Though the NYPD initially denied the existence of a Demographics Unit that spied on Muslims, a series of Pulitzer Prize-winning articles from The Associated Press last year confirmed that unit's existence, scope and CIA support.
Civil libertarians claim that the NYPD program, now called the Assessment Program, violates a court order in Handschu v. Special Services Division, a lawsuit filed in 1971.
That year, a trial against members of the Black Panthers revealed extensive NYPD dossiers on a large array of political groups throughout the city. Also that year the FBI's Cointelpro program targeting domestic political groups was supposed to have ended.
In 1985, a federal judge in Manhattan ordered a consent decree that came to be known as Handschu guidelines, named after a former lawyer for the Panthers. The rules barred police from investigating political and religious organizations without "specific information" linking the group to a crime.
A year after the Sept. 11 attacks, the judge loosened the Handschu guidelines to give police wider powers to investigate political groups in the so-called war on terror.
Recent evidence suggests that the NYPD's latitude to spy has not helped police fight extremism.
Last year, NYPD Intelligence Division Assistant Chief Thomas Galati testified in a deposition that he had not heard that the program ever stopped a crime.
"I never made a lead from rhetoric that came from a demographics report, and I'm here since 2006," Galati told the court on June 28, 2012. "I don't recall other ones prior to my arrival."
On Monday, the New York Civil Liberties Union revisited the 41-year-old case by seeking an end to the NYPD's Assessment Program.
"The NYPD is investigating organizations associated with Islam precisely because the NYPD is interested in their political activities," the 23-page memo states. "The concentration on things Muslim arises out of the prejudice that the NYPD has brought to its program: the NYPD supposes that because an organization is connected to Islam, therefore it is suspect.
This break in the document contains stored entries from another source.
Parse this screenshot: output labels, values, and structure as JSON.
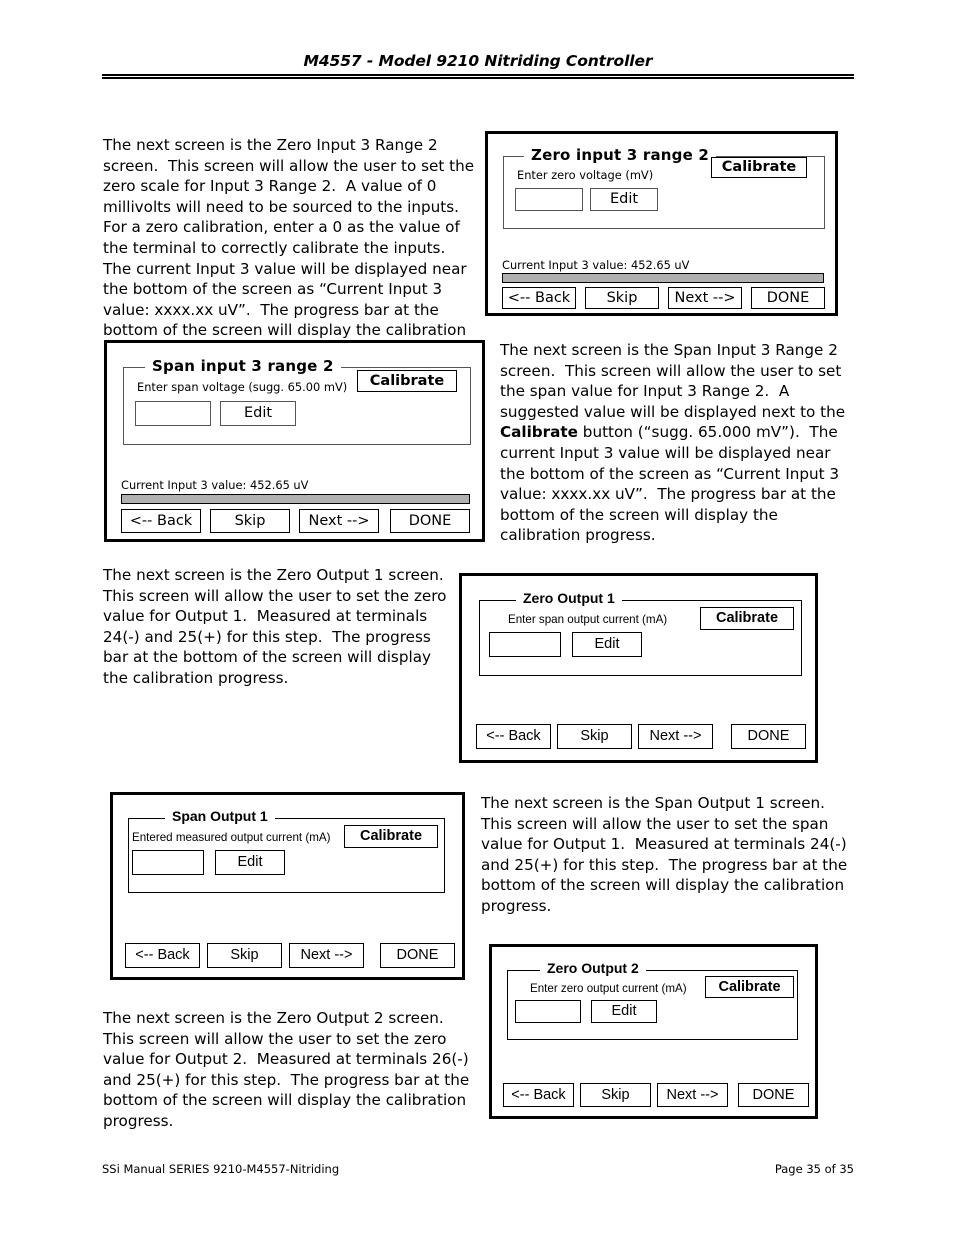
{
  "header": {
    "title": "M4557 - Model 9210 Nitriding Controller"
  },
  "footer": {
    "left": "SSi Manual SERIES 9210-M4557-Nitriding",
    "right": "Page 35 of 35"
  },
  "paragraphs": {
    "zero_input_3_range_2": "The next screen is the Zero Input 3 Range 2 screen.  This screen will allow the user to set the zero scale for Input 3 Range 2.  A value of 0 millivolts will need to be sourced to the inputs.  For a zero calibration, enter a 0 as the value of the terminal to correctly calibrate the inputs.  The current Input 3 value will be displayed near the bottom of the screen as “Current Input 3 value: xxxx.xx uV”.  The progress bar at the bottom of the screen will display the calibration progress.",
    "span_input_3_range_2_a": "The next screen is the Span Input 3 Range 2 screen.  This screen will allow the user to set the span value for Input 3 Range 2.  A suggested value will be displayed next to the ",
    "span_input_3_range_2_bold": "Calibrate",
    "span_input_3_range_2_b": " button (“sugg. 65.000 mV”).  The current Input 3 value will be displayed near the bottom of the screen as “Current Input 3 value: xxxx.xx uV”.  The progress bar at the bottom of the screen will display the calibration progress.",
    "zero_output_1": "The next screen is the Zero Output 1 screen.  This screen will allow the user to set the zero value for Output 1.  Measured at terminals 24(-) and 25(+) for this step.  The progress bar at the bottom of the screen will display the calibration progress.",
    "span_output_1": "The next screen is the Span Output 1 screen.  This screen will allow the user to set the span value for Output 1.  Measured at terminals 24(-) and 25(+) for this step.  The progress bar at the bottom of the screen will display the calibration progress.",
    "zero_output_2": "The next screen is the Zero Output 2 screen.  This screen will allow the user to set the zero value for Output 2.  Measured at terminals 26(-) and 25(+) for this step.  The progress bar at the bottom of the screen will display the calibration progress."
  },
  "screens": {
    "zero_input_3_range_2": {
      "group_title": "Zero input 3 range 2",
      "field_label": "Enter zero voltage (mV)",
      "input_value": "",
      "edit_label": "Edit",
      "calibrate_label": "Calibrate",
      "status": "Current Input 3 value: 452.65 uV",
      "progress_percent": 100,
      "back_label": "<-- Back",
      "skip_label": "Skip",
      "next_label": "Next -->",
      "done_label": "DONE"
    },
    "span_input_3_range_2": {
      "group_title": "Span input 3 range 2",
      "field_label": "Enter span voltage (sugg. 65.00 mV)",
      "input_value": "",
      "edit_label": "Edit",
      "calibrate_label": "Calibrate",
      "status": "Current Input 3 value: 452.65 uV",
      "progress_percent": 100,
      "back_label": "<-- Back",
      "skip_label": "Skip",
      "next_label": "Next -->",
      "done_label": "DONE"
    },
    "zero_output_1": {
      "group_title": "Zero Output 1",
      "field_label": "Enter span output current (mA)",
      "input_value": "",
      "edit_label": "Edit",
      "calibrate_label": "Calibrate",
      "back_label": "<-- Back",
      "skip_label": "Skip",
      "next_label": "Next -->",
      "done_label": "DONE"
    },
    "span_output_1": {
      "group_title": "Span Output 1",
      "field_label": "Entered measured output current (mA)",
      "input_value": "",
      "edit_label": "Edit",
      "calibrate_label": "Calibrate",
      "back_label": "<-- Back",
      "skip_label": "Skip",
      "next_label": "Next -->",
      "done_label": "DONE"
    },
    "zero_output_2": {
      "group_title": "Zero Output 2",
      "field_label": "Enter zero output current (mA)",
      "input_value": "",
      "edit_label": "Edit",
      "calibrate_label": "Calibrate",
      "back_label": "<-- Back",
      "skip_label": "Skip",
      "next_label": "Next -->",
      "done_label": "DONE"
    }
  },
  "colors": {
    "ink": "#000000",
    "progress_fill": "#b0b0b0",
    "paper": "#ffffff"
  }
}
The present motion addresses NYPD spying on the Muslim community because the police have chosen to make Islam the mark of suspicion of political crime."
In one of the 15 exhibits, Queens resident Shamiur Rahman testified about the 9 months he spent as a informant, being paid as much as $1,500 a month to take part in the NYPD's alleged "create and capture" program.
"This meant I was to pretend to be a devout Muslim and start an inflammatory conversation about jihad or terrorism and then capture the response to send to the NYPD," Rahman swore in a deposition. "I did this on numerous occasions with people I met at mosques and other locations."
One of these "other locations" included a Muslim student association at John Jay College, he says.
Rahman said he never snared even a litterbug, and quit the program in September 2012 because he "did not want to spy on people any longer."
The NYCLU supplemented its motion with statements from John Jay College President Jeremy Travis and Muslim activists Linda Sarsour and Faiza Ali.
"Organizations and persons in the Muslim community are suffering irreparable harm due to the [Assessments] NYPD program," the NYCLU's memo states. "The provisions of the [Handschu] Guidelines are designed for the purpose of preventing such a program, and they should be enforced by this court."